On Aug. 22, 2011, in Brooklyn, another Orthodox Jewish man, Usher Chaimowitz, and his roommate, Menachem Teitlebaum, were assaulted, tied up and beaten until Chaimowitz agreed to give his wife a get.
Based upon these incidents, the FBI began an undercover operation in August 2013 in which two FBI agents posed as a wife who was seeking a get from her recalcitrant husband, and her brother, who was trying to help her obtain the get. Over the next several weeks, the undercover agents had multiple recorded phone calls and in-person meetings with defendant Epstein.

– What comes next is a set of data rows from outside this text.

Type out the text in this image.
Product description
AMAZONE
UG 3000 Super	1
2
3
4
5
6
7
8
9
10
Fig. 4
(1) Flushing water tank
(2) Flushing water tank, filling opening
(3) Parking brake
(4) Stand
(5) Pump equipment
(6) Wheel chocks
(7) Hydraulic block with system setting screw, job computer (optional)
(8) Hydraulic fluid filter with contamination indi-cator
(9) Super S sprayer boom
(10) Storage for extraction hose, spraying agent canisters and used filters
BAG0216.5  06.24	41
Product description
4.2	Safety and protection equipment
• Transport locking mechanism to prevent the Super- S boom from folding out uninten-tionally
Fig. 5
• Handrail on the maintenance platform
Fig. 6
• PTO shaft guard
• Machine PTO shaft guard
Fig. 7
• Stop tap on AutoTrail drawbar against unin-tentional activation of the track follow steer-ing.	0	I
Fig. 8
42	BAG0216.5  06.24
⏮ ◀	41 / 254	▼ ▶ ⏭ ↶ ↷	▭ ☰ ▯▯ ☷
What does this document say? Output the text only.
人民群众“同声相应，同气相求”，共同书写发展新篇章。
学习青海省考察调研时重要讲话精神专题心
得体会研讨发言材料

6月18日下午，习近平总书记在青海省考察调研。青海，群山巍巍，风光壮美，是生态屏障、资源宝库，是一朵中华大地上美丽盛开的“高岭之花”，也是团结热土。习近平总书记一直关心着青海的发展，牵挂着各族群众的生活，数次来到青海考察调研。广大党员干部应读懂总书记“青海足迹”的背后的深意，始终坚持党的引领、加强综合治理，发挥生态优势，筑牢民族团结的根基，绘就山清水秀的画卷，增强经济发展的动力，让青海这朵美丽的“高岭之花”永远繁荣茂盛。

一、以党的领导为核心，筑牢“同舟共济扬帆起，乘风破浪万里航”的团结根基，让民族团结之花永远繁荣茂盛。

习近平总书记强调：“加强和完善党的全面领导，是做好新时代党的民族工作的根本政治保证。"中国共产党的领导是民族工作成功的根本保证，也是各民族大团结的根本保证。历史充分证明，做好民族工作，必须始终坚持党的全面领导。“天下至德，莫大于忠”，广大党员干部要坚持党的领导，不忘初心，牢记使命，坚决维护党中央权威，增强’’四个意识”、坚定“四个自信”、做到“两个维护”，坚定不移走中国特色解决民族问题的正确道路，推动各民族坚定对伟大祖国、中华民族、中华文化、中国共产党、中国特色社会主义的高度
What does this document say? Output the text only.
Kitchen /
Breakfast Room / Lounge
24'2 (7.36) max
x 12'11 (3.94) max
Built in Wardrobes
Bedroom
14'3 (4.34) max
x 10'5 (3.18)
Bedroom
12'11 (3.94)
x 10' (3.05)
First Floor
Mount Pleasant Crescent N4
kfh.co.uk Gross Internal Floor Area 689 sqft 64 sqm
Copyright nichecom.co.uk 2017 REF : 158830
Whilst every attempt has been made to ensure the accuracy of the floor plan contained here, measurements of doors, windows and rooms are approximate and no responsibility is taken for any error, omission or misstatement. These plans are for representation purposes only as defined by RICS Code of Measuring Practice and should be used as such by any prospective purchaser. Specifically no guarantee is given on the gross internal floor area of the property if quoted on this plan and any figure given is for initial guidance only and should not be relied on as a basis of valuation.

In those meetings, Epstein arranged to have his team kidnap the husband at a warehouse in exchange for $60,000.
On October 9, 2013, Stimler and others – including Jay Goldstein, 61; his sons Moshe Goldstein, 32, and Avrohom Goldstein, 36; Simcha Bulmash, 32, David Hellman, 33, and Sholom Shuchat, 31, all of Brooklyn, and Ariel Potash, 42, of Monsey, N.Y. – traveled from New York to a warehouse in Middlesex County to execute the planned kidnapping of the husband to force him to give the get.
They arrived at the warehouse in two dark minivans shortly after 8 p.m. Some of the kidnap team members put on masks and entered the warehouse office with the undercover agent posing as the brother. The remaining kidnappers walked around the outside with flashlights. Over the next 15 minutes, members of the kidnap team went in and out of the warehouse office wearing disguises, including ski masks, Halloween masks and bandanas. They discussed their plan for kidnapping and assaulting the husband, how they planned to grab him, pull him down, tie him up, and take his phone. Members of the kidnap team brought with them to the warehouse a 30-foot nylon rope, a blindfold, vodka, license plates they had switched out, and items used to ceremonially record the get.
At 8:23 p.m., law enforcement moved into the warehouse office and arrested the eight men, including Jay Goldstein and Stimler. Epstein was arrested at his Brooklyn home the same night.
In addition to the prison terms, Wolfson sentenced all three to five years of supervised release.
Avrohom Goldstein, Potash, Shuchat, Moshe Goldstein, Hellman, and Bulmash have all pleaded guilty to one count of traveling in interstate commerce to commit extortion. Avrohom Goldstein and Potash were sentenced Nov. 19, 2015 to 45 and 14 months in prison, respectively. Shuchat was sentenced to time served on Nov. 19, 2015. Moshe Goldstein was sentenced Nov. 16, 2015 to 48 months in prison. Hellman and Bulmash were sentenced Nov. 17, 2015 to 44 and 48 months in prison, respectively. Martin Wolmark, 57, of Monsey, previously pleaded guilty to conspiracy to travel in interstate commerce to commit extortion and was sentenced earlier this week to 38 months in prison.